My team and I came across a puzzling 503 error from our httpd / php-fpm application, and the answer turned out to be so different from what we expected that I felt this was worth sharing. What initially looked like a server-side problem turned out to be something else entirely.
We were doing some basic modernization of one of our older applications. It was a simple API endpoint, written in php with an httpd front end. The application was several years old and was running directly on the linux OS, with php running directly inside httpd as module.
Definitely time for its 75,000 mile service. We were embedding it into docker containers to make it more portable, upgrading the php to the latest version, and switching to the more modern php-fpm arrangement. Instead of running php directly inside httpd, the web server would now use fastcgi proxy over to a separate php-fpm container to do the real work.
Everything was looking good through our testing, so finally the cutover came. We re-routed our traffic to the new containerized applications, and everything looked beautiful. Application was working like a charm, throughput was good… job well done.
Being an obsessive sort, I kept checking back in on the systems over the course of the day, and after a couple of hours, I saw we had recorded a half dozen 503 errors amongst tens of thousands of successful requests. Accompanying the 503 message in the access log was this message in the error log (ip addresses and urls obfuscated):
[proxy_fcgi:error] [pid 111] (70007)The timeout specified has expired: [client 10.11.12.13:39610] AH01075: Error dispatching request to :, referer: https://www.example.com/
Uh-oh, that’s a proxy timeout with the dreaded 503 response code. You typically see these when something is going way too slow on your server, and your proxy (load balancer, httpd, nginx, etc) eventually gives up waiting around and sends a 503 error back to the client. They are hard to debug because usually it is some sort of data or production scale issue that doesn’t show up in normal testing, and they can come and go. I’ve basically been trained that when I see a 503 error, it’s time to get out my performance tuning toolbox and get to serious work.
However, nothing about this presented like a performance tuning situation. The API calls were super fast, taking just a fraction of a second, and the system resources looked healthy. What could it possibly be doing that would take a 100 millisecond request and trigger a proxy timeout that was set to one minute?
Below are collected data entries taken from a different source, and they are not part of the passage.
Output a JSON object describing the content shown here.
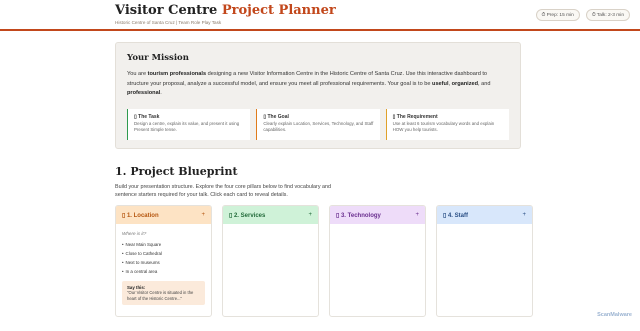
{
  "header": {
    "title_main": "Visitor Centre ",
    "title_accent": "Project Planner",
    "subtitle": "Historic Centre of Santa Cruz | Team Role Play Task",
    "badges": [
      "⏱ Prep: 15 min",
      "⏱ Talk: 2-3 min"
    ]
  },
  "mission": {
    "heading": "Your Mission",
    "text_1": "You are ",
    "bold_1": "tourism professionals",
    "text_2": " designing a new Visitor Information Centre in the Historic Centre of Santa Cruz. Use this interactive dashboard to structure your proposal, analyze a successful model, and ensure you meet all professional requirements. Your goal is to be ",
    "bold_2": "useful",
    "text_3": ", ",
    "bold_3": "organized",
    "text_4": ", and ",
    "bold_4": "professional",
    "text_5": ".",
    "cards": [
      {
        "title": "▯ The Task",
        "body": "Design a centre, explain its value, and present it using Present Simple tense."
      },
      {
        "title": "▯ The Goal",
        "body": "Clearly explain Location, Services, Technology, and Staff capabilities."
      },
      {
        "title": "▯ The Requirement",
        "body": "Use at least 6 tourism vocabulary words and explain HOW you help tourists."
      }
    ]
  },
  "blueprint": {
    "heading": "1. Project Blueprint",
    "intro": "Build your presentation structure. Explore the four core pillars below to find vocabulary and sentence starters required for your talk. Click each card to reveal details.",
    "pillars": [
      {
        "label": "▯ 1. Location",
        "toggle": "+"
      },
      {
        "label": "▯ 2. Services",
        "toggle": "+"
      },
      {
        "label": "▯ 3. Technology",
        "toggle": "+"
      },
      {
        "label": "▯ 4. Staff",
        "toggle": "+"
      }
    ],
    "location_detail": {
      "question": "Where is it?",
      "vocab": [
        "Near Main Square",
        "Close to Cathedral",
        "Next to museums",
        "In a central area"
      ],
      "say_label": "Say this:",
      "say_text": "\"Our Visitor Centre is situated in the heart of the Historic Centre...\""
    }
  },
  "watermark": "ScanMalware"
}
Digging further, the problem became more mysterious. In the PHP logs, we found some application errors that would match up with the recording of the 503 event, but the errors suggested that the application had received a post request without any actual data being posted. That was a useful clue, but it didn’t make any sense – an empty request should be an immediate failure, not the sort of thing that would cause a timeout error.
We tried simulating a POST request without a body using Postman, and we saw what we expected… the same application errors, but a response within a few tens of milliseconds and a 200 from the server. Nothing matching the 503.
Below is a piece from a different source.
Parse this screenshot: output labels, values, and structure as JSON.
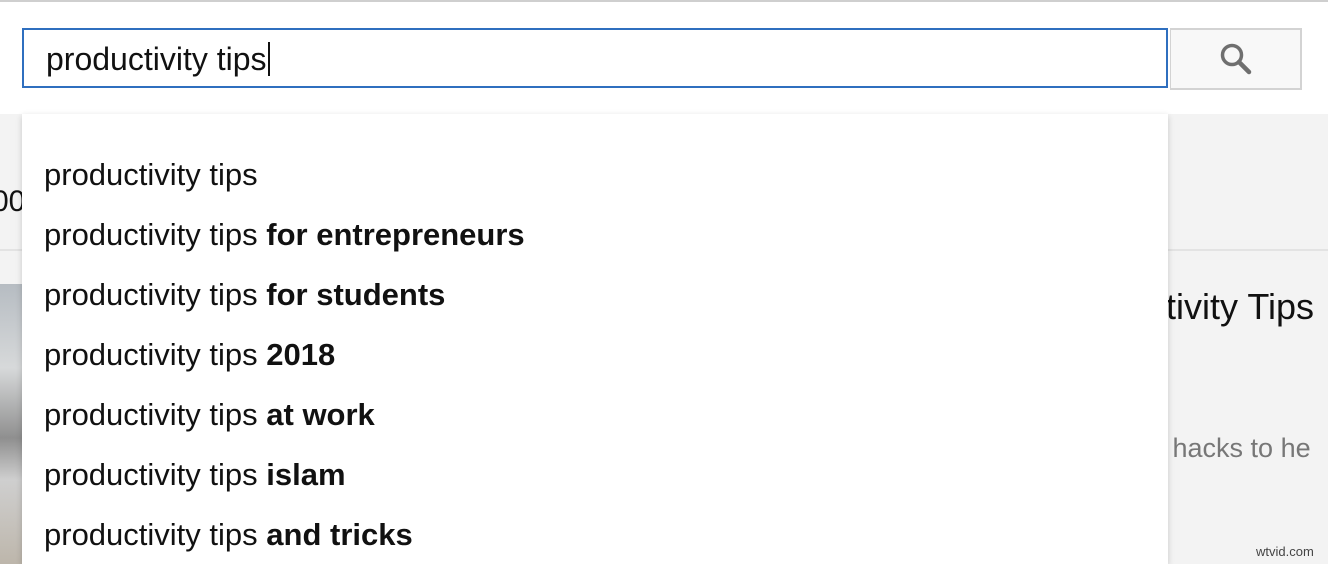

Continuing to look further, more strange things popped up. Looking at the httpd log entry for when the request was received versus when it actually responded, we saw what looked like a 20 second drift. httpd was triggering the 503 timeout after 20 seconds, not the 60 seconds it was configured for. Furthermore, those application errors appeared right at the end of the 20 seconds…not the beginning.
As far as we could tell, it seemed like httpd was hanging out for 20 seconds, and then finally telling php-fpm to go do its thing. php-fpm responded that it was missing post data, but httpd had already given up and sent the 503 to the client.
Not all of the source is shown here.